Jack Ma ex-patron d’Ali Baba, l’Amazone chinois, considérait que c’est « une bénédiction pour ces salariés de travailler 72 h par semaine ». 

 

En Chine, les gens sont notés par le Comité de quartier, selon leur « civisme » et leurs comportements. Les « bons » citoyens peuvent voyager à l’intérieur de la Chine, les « très bons » ont le droit de voyager à l’international (13% de la population), les « mauvais » citoyens ont le droit de ... rester chez eux ! Ce sont ces mêmes Comités de quartier qui, à Wuhan ont contrôlé pendant 72 jours la population qui n’avait pas le droit de mettre un pied en dehors de leur appartement.

 

En Chine, plus de 600 millions de caméras à reconnaissance faciale sont installées (même le masque n’empêche pas l’identification de la personne). Les nouveaux appartements sont équipés de nouvelles serrures électroniques qui transmettent directement à la police les heures de départ et d’arrivée des occupants...

 

En Chine, il était interdit à partir de 1980 d’avoir plus d’un enfant. Un demi-million de fonctionnaires étaient chargés de surveiller l’application de cette loi. Si la naissance d’un second enfant était constatée, les parents payaient une forte amende... En 2013, les couples dont l’un des conjoints est lui-même un enfant unique sont autorisés à avoir 2 enfants. En 2015, l’autorisation est étendue à tous les couples mariés.

 

En Chine mieux vaut ne pas faire d’humour avec les hauts responsables politiques. Ren Zhiqiang, un magnat de l’immobilier qui avait vertement critiqué le manque de liberté de la Presse, et la manière dont Xi Jinping avait  géré la crise Covid 19 en déclarant « c’est un clown » a été exclu du Parti Communiste pour sérieuse violation de la discipline et de la loi, et « accessoirement » condamné le 22 septembre à 18 ans de prison.

 

En Chine, les minorités sont « normalisées » manu militari. Les Tibétains en ont fait l’expérience. Actuellement, ce sont les Ouïgours qui « profitent » de ce traitement de choc. La nouvelle voie ferrée, qui rejoindra l’Europe traverse le territoire de cette minorité turcophone et musulmane (12 millions de personnes), prévue pour leur apporter « le bonheur », cette voie ferrée a surtout servi à acheminer les troupes chinoises pour les mettre au pas.
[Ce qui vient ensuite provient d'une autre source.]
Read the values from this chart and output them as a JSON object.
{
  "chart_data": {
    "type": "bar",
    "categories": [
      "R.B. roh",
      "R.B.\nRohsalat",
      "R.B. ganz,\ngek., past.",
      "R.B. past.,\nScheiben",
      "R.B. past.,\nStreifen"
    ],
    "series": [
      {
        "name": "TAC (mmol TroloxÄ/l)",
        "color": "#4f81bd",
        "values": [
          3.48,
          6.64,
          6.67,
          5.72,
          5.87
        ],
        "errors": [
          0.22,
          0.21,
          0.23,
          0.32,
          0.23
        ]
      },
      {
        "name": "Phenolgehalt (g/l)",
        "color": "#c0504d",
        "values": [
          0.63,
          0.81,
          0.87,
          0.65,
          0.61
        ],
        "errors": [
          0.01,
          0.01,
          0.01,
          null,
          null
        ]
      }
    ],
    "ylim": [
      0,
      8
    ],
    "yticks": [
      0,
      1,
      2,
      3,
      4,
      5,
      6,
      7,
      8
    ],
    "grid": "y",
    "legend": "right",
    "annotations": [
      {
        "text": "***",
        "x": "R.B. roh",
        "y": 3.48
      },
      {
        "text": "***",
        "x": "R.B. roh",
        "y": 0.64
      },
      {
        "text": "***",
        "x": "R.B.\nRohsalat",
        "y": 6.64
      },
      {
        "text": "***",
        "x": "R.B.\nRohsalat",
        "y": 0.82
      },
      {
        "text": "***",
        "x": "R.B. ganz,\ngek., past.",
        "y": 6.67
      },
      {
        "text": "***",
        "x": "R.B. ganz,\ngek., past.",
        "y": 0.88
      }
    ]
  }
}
Actuellement environ 1 million d’Ouïgours sont parqués dans des Centres de Détention  et environ 2 millions sont en Centre de Rééducation appelés officiellement « Centre de formation professionnelle ». Sous couvert de la lutte anti-terrorisme, cette mise au pas a commencé en 2016. 

 

Certains bénéficiaires des cadeaux des Nouvelles Routes de la Soie commencent d’ailleurs à regretter de les avoir acceptés, par exemple le Sri Lanka, où la Chine a construit le port en eau profonde de Hambantota. Elle a financé 85% des 360 millions d’investissement, mais le Sri Lanka, ne pouvant pas rembourser les 15% restants, s’est vu obligé de lui céder le port pour 99 ans.

 

Derrière toutes ces infrastructures « offertes aux pays en voie de développement », se dissimule l’idéologie chinoise du modèle de Xi Jinping qui veut redonner à la Chine la place de leader mondial qu’elle a eue pendant des siècles : l’efficacité économique avant tout, au mépris du respect des Droits de l’Homme, de la Femme et de l’Enfant.